The high level, the protocol will look: 1. client opens a new websocket connection to a bulk watch endpoint to the server via ghttp GET 1. this results in creating a single channel that is used only to handle communication for subscribing/unsubscribing for watches; no watch events are delivered via this particular channel. TODO: Consider switching to two channels, one for incoming and one for outgoing communication 1. to subscribe for a watch of a given (set of) objects, user sends Watch object over the channel; in response a new channel is created and the message with the channel identifier is send back to the user (we will be using integers as channel identifiers). TODO: Check if integers are mandatory or if we can switch to something like ch1, ch2 … . 1. once subscribed, all objects matching a given selector will be send over the newly created channel 1. to stop watching for a given (set of) objects, user sends CloseWatch object over the channel; in response the corresponding watch is broken and corresponding channel within websocket is closed 1. once done, user should close the whole websocket connection (this results in breaking all still opened channels and corresponding watches).

With that high level protocol, there are still multiple details that needs to be figured out. First, we need to define Watch and CloseWatch message. We will solve it with the single Request object:

type Request struct {
	// Only one of those is set.
	Watch      *Watch
	CloseWatch *CloseWatch
}

type Identifier int64

// Watch request for objects matching a given selector.
type Watch struct {
	Selector GetOperation
}

// Request to stop watching objects from a watch identified by the channel.
type CloseWatch struct {
	Channel Identifier
}

// Depending on the request, channel that was created or deleted.
type Response struct {
	Channel Identifier
}

With the above structure we can guarantee that we only send and receive objects of a single type over the channel.

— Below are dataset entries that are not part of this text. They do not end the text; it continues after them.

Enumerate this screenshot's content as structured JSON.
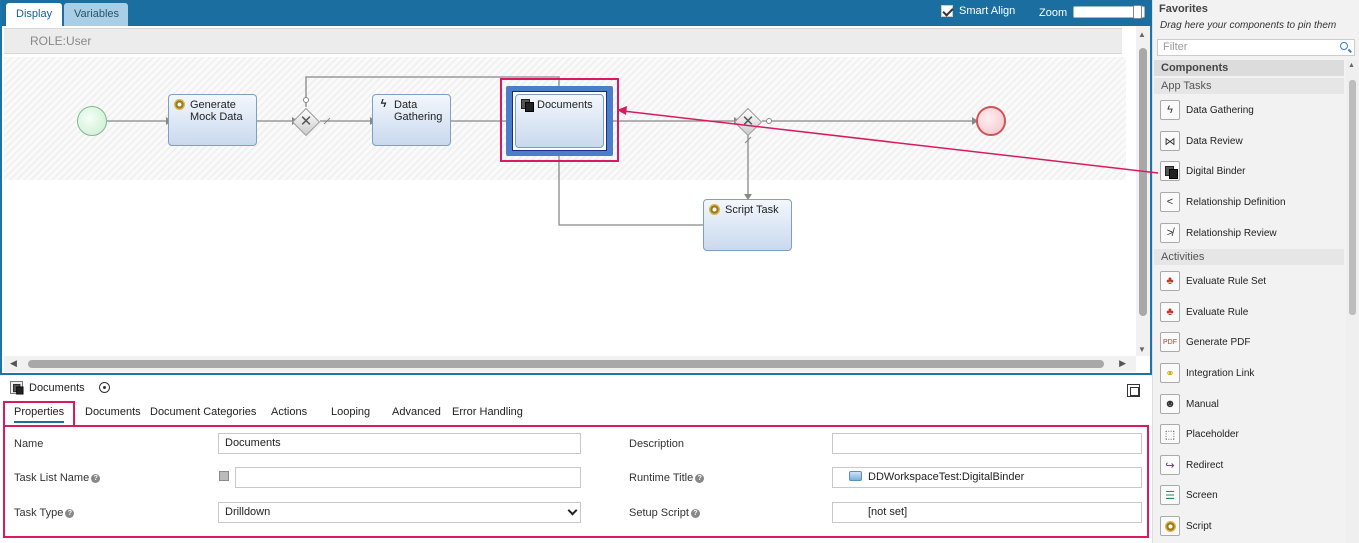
{
  "tabs": {
    "display": "Display",
    "variables": "Variables"
  },
  "toolbar": {
    "smart_align": "Smart Align",
    "zoom": "Zoom"
  },
  "lane": {
    "label": "ROLE:User"
  },
  "nodes": {
    "generate": "Generate Mock Data",
    "gathering": "Data Gathering",
    "documents": "Documents",
    "script": "Script Task"
  },
  "properties": {
    "title": "Documents",
    "tabs": [
      "Properties",
      "Documents",
      "Document Categories",
      "Actions",
      "Looping",
      "Advanced",
      "Error Handling"
    ],
    "fields": {
      "name_label": "Name",
      "name_value": "Documents",
      "description_label": "Description",
      "description_value": "",
      "task_list_name_label": "Task List Name",
      "task_list_name_value": "",
      "runtime_title_label": "Runtime Title",
      "runtime_title_value": "DDWorkspaceTest:DigitalBinder",
      "task_type_label": "Task Type",
      "task_type_value": "Drilldown",
      "setup_script_label": "Setup Script",
      "setup_script_value": "[not set]"
    }
  },
  "palette": {
    "favorites_title": "Favorites",
    "favorites_hint": "Drag here your components to pin them",
    "filter_placeholder": "Filter",
    "components_title": "Components",
    "groups": [
      {
        "name": "App Tasks",
        "items": [
          {
            "label": "Data Gathering",
            "icon": "bolt-icon"
          },
          {
            "label": "Data Review",
            "icon": "review-icon"
          },
          {
            "label": "Digital Binder",
            "icon": "documents-icon"
          },
          {
            "label": "Relationship Definition",
            "icon": "share-icon"
          },
          {
            "label": "Relationship Review",
            "icon": "share-review-icon"
          }
        ]
      },
      {
        "name": "Activities",
        "items": [
          {
            "label": "Evaluate Rule Set",
            "icon": "hierarchy-icon"
          },
          {
            "label": "Evaluate Rule",
            "icon": "hierarchy-icon"
          },
          {
            "label": "Generate PDF",
            "icon": "pdf-icon"
          },
          {
            "label": "Integration Link",
            "icon": "link-icon"
          },
          {
            "label": "Manual",
            "icon": "user-icon"
          },
          {
            "label": "Placeholder",
            "icon": "placeholder-icon"
          },
          {
            "label": "Redirect",
            "icon": "redirect-icon"
          },
          {
            "label": "Screen",
            "icon": "screen-icon"
          },
          {
            "label": "Script",
            "icon": "gear-icon"
          }
        ]
      }
    ]
  },
  "colors": {
    "header": "#1a6fa0",
    "highlight": "#d81b60",
    "selection": "#4a7ec9"
  }
}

We should also introduce some way of correlating responses with requests when a client is sending multiple of them at the same time. To achieve this we will add a request identified field to the Request that user can set and that will then be returned as part of Response. With this mechanism user can set the identifier to increasing integers and then will be able to correlate responses with requests he sent before. So the final structure will be as following:

type Request struct {
	ID Identifier
	// Only one of those is set.
	Watch      *Watch
	CloseWatch *CloseWatch
}

// Depending on the request, channel that was created or deleted.
type Response struct {
	// Propagated from the Request.
	RequestID Identifier
	Channel   Identifier
}

Another detail we need to point at is about semantic. If there are multiple selectors selecting exactly the same object, the object will be send multiple times (once for every channel interested in that object). If we decide to also have http-POST-based watch, since there will be basically a single channel there (as it is in watch in regular API), such an object will be send once. This semantic difference needs to be explicitly described.

TODO: Since those channels for individual watches are kind of independent, we need to decide whether they are supposed to be synchronized with each other. In particular, if we have two channels watching for objects of the same type are events guaranteed to be send in the increasing order of resource versions. I think this isn’t necessary, but it needs to be explicit.

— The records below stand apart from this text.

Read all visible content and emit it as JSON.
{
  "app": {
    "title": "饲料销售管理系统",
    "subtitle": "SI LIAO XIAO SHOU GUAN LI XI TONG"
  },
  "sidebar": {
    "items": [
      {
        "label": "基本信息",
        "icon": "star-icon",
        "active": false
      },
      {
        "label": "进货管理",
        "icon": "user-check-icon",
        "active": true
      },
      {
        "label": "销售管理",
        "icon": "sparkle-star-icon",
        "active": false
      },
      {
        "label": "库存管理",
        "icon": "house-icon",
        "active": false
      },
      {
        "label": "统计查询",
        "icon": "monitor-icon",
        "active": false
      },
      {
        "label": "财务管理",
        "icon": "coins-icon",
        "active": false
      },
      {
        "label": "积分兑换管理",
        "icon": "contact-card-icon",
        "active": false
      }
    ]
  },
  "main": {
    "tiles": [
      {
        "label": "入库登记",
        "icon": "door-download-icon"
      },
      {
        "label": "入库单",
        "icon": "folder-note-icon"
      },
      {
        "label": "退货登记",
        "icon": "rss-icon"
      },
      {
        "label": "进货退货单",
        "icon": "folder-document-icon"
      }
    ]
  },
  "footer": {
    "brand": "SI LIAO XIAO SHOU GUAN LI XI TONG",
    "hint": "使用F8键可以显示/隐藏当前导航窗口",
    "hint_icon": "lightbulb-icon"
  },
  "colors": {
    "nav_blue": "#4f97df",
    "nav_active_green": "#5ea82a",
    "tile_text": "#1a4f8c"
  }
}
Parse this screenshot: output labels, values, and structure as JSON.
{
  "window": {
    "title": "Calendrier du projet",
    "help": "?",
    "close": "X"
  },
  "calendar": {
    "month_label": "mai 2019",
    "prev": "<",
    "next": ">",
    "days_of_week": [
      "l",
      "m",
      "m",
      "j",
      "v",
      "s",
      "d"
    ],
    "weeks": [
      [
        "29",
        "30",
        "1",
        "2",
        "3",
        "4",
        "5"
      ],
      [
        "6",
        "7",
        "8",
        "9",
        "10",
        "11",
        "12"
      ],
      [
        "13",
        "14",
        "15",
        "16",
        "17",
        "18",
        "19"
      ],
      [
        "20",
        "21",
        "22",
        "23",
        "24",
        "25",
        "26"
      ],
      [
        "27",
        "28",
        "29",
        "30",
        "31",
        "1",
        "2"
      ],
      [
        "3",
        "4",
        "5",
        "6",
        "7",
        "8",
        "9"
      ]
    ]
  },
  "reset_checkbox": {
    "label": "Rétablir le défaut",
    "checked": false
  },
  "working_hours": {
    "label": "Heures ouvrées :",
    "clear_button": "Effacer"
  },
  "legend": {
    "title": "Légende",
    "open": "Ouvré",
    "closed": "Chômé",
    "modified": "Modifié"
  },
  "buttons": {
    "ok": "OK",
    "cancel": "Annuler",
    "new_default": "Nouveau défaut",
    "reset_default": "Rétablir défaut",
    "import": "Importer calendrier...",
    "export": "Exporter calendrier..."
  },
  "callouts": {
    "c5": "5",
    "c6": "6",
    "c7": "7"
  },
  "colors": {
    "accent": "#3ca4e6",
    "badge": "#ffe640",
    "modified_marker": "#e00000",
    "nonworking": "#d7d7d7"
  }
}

Yet another thing to consider is what if the server wants to close the watch even though user didn’t request it (some potential reasons of it may be failed periodic ACL check or some kind of timeout). We will solve it by saying that in such situation we will send an error via the corresponding channel and every error automatically closes the channel. It is responsibility of a user to re-subscribe if that’s possible.

We will also reuse this mechanism for partial rejections. We will be able to reject (or close failed periodic ACL check) any given channel separately from all other existing channels.

Watch semantics

There are a lot of places in the code (including all our list/watch-related frameworks like reflector) that rely on two crucial watch invariants: 1. watch events are delivered in increasing order of resource version 1. there is at most one watch event delivered for any resource version

However, we have no guarantee that resource version series is shared between different resource types (in fact in default GCE setup events are not sharing the same series as they are stored in a separate etcd instance). That said, to avoid introducing too many assumptions (that already aren’t really met) we can’t guarantee exactly the same.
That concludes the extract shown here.